Menschen mit Epilepsie können meist nicht vorhersagen, ob und wann sie einen epileptischen Anfall bekommen. Und genau das macht ihn gefährlich: Gerade bei einem großen Anfall - der Fachbegriff heißt "bilateral tonisch-klonischer" Anfall - kann es durch Bewusstlosigkeit zu Stürzen und damit verbunden zu Verletzungen kommen. Aber auch die häufigeren kleineren Anfälle können Betroffene körperlich und psychisch belasten. Hinzu kommen Vorurteile und Stigmata, die den Alltag für Menschen mit Epilepsie zusätzlich erschweren. So ist im Verlauf der Erkrankung das Risiko für eine Depression erhöht. Insgesamt haben Menschen mit Epilepsie ein erhöhtes Sterberisiko. Plötzliche unerwartete Todesfälle (SUDEP, engl. Sudden unexpected death in epilepsy) kommen auch in eigentlich weniger gefährlichen Situationen vor, zum Beispiel nachts im Bett.

Menschen mit Epilepsie dürfen nicht selbst Auto fahren, wenn sie in den vergangenen zwölf Monaten einen Anfall hatten. In diesem Fall sollte man zum Beispiel nicht alleine schwimmen gehen. Denn wenn ein epileptischer Anfall im Wasser auftritt und nicht sofort ein Rettungsschwimmer zur Stelle ist, kann das tödlich enden: So ist auch die Haupttodesursache von Menschen mit Epilepsie ein Tod durch Ertrinken. Ebenfalls vorsichtig sein sollten Betroffene beim Baden in einer Badewanne sein - auch hier kann es zum Ertrinken kommen.

Individuelle Aufklärung und Beratung von Betroffenen und ihren Angehörigen sind wichtig, um das Risiko für einen SUDEP zu verringern.

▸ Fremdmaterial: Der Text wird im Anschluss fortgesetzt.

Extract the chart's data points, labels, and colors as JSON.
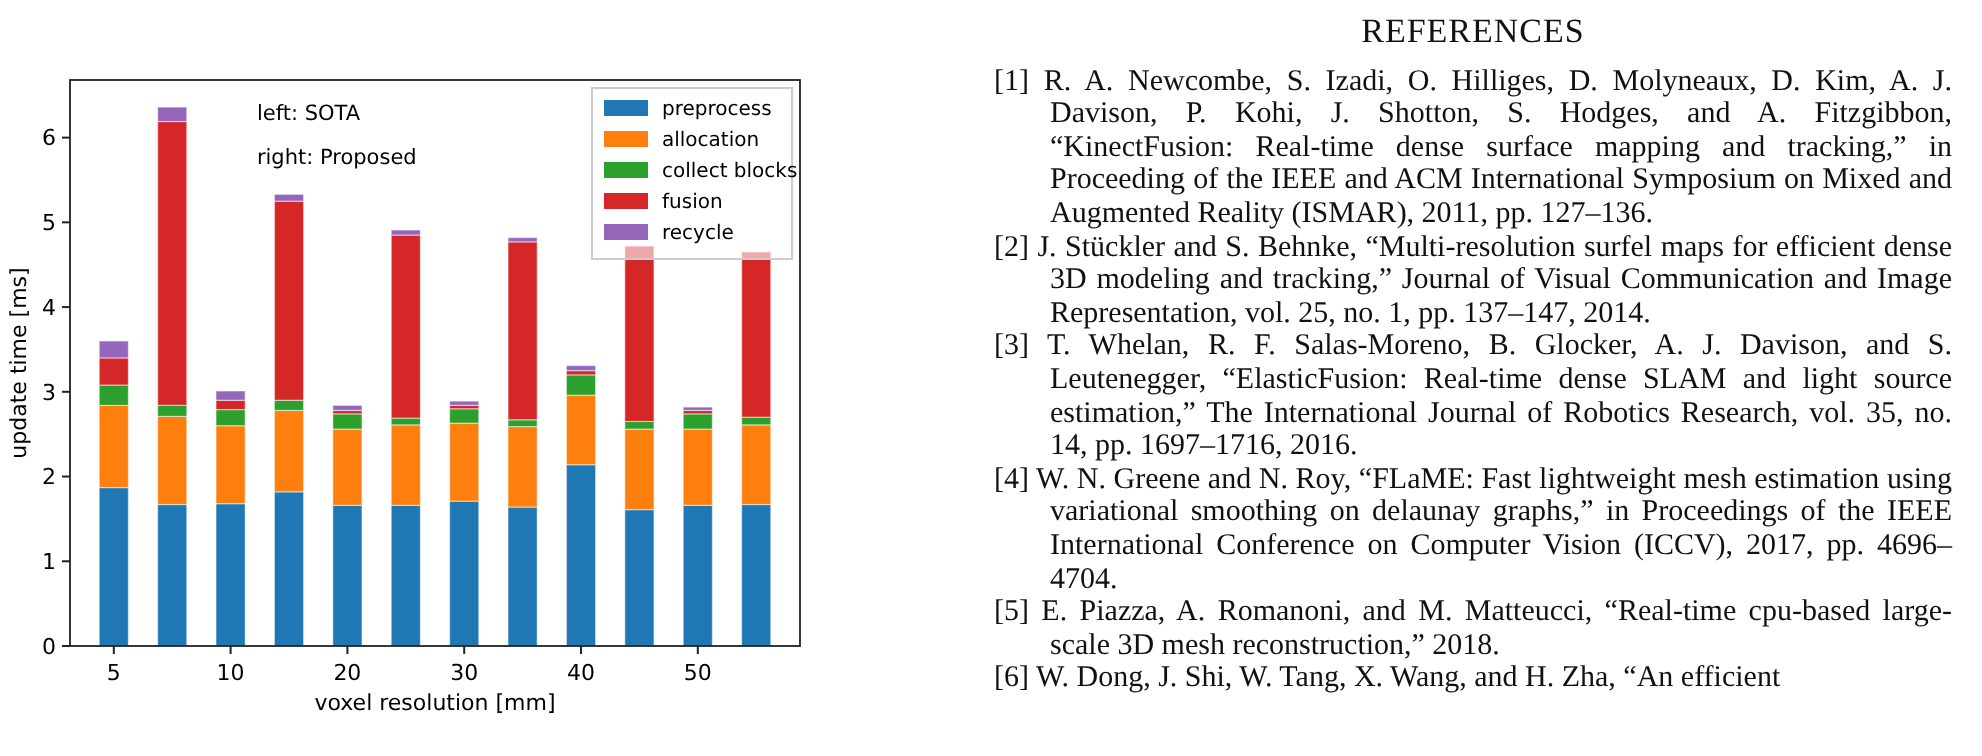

Erste Hilfe bei einem Anfall

Im Vordergrund steht, dass sich der Betroffene während eines Anfalls nicht verletzt. Wenn er oder sie bereits auf dem Boden liegt, zucken häufig Arme und Beine oder sie wirken versteift. Auch der Kopf kann zucken und dabei immer wieder auf den Boden aufschlagen. Manchmal kommt es zu einem Zungenbiss, dennoch sollte man niemals versuchen, während des Anfalls etwas in den Mund zu schieben. Der Blutverlust beim Zungenbiss ist sehr gering, durch die Verdünnung mit Speichel wirkt es mehr, als es ist. Daher gilt: Ruhe bewahren. Der Anfall selbst ist meist nach ungefähr einer Minute vorbei. Um die Zeit sicher zu messen, lohnt ein Blick auf die Uhr.